Часы еще не пробили восемь, когда Тони Скэнлон вошел в дежурку. Повсюду виднелись следы ночного пиршества. Недоеденный сандвич облепили мухи. В белой коробке лежало три куска пиццы. Во всех углах валялись банки из-под пива. С экрана телевизора женщина-диктор в огромных очках читала утренние новости: президент предостерегает жителей Майами от вмешательства в советско-кубинско-никарагуанские отношения. «Все одно и то же», — подумал Скэнлон, выключая телевизор. В комнате было прохладнее, чем на улице. Теплое утро сулило жаркий день.
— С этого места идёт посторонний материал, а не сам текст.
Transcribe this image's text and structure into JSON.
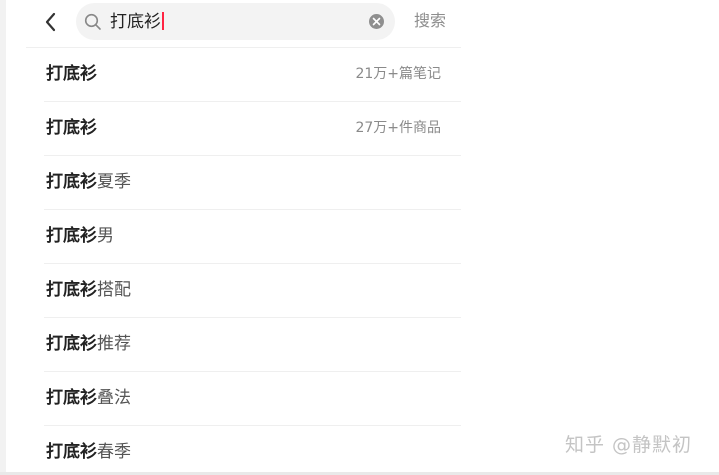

Сев за стол, Скэнлон взял первую папку. Его взгляд упал на утренний выпуск «Дейли ньюс», лежавший слева. Заголовки кричали о смерти Джо Галлахера. Герой, убитый на посту. В газете была еще одна статья, рассказывающая о человеке, который убил шестерых, испытывая при этом огромное наслаждение. Одну из жертв он застрелил, потому что у него было предрождественское настроение. Прочитав газету, Скэнлон скомкал ее и бросил в корзину. «Интересно, есть ли в этой стране правосудие? Как можно применять англо-саксонские законы к дикарям? Может, больше подойдут исламские законы — око за око, зуб за зуб? Некоторые в городе уже осознали эту истину. Скорбящие родственники хлынули в Чайнатаун и на Девятую авеню, упрашивая тамошних гангстеров покарать убийц, насильников, членовредителей. Люди уже поняли, что им не добиться справедливости в залах суда. Разве можно их за это винить?» — подумал Скэнлон, раскрывая папку.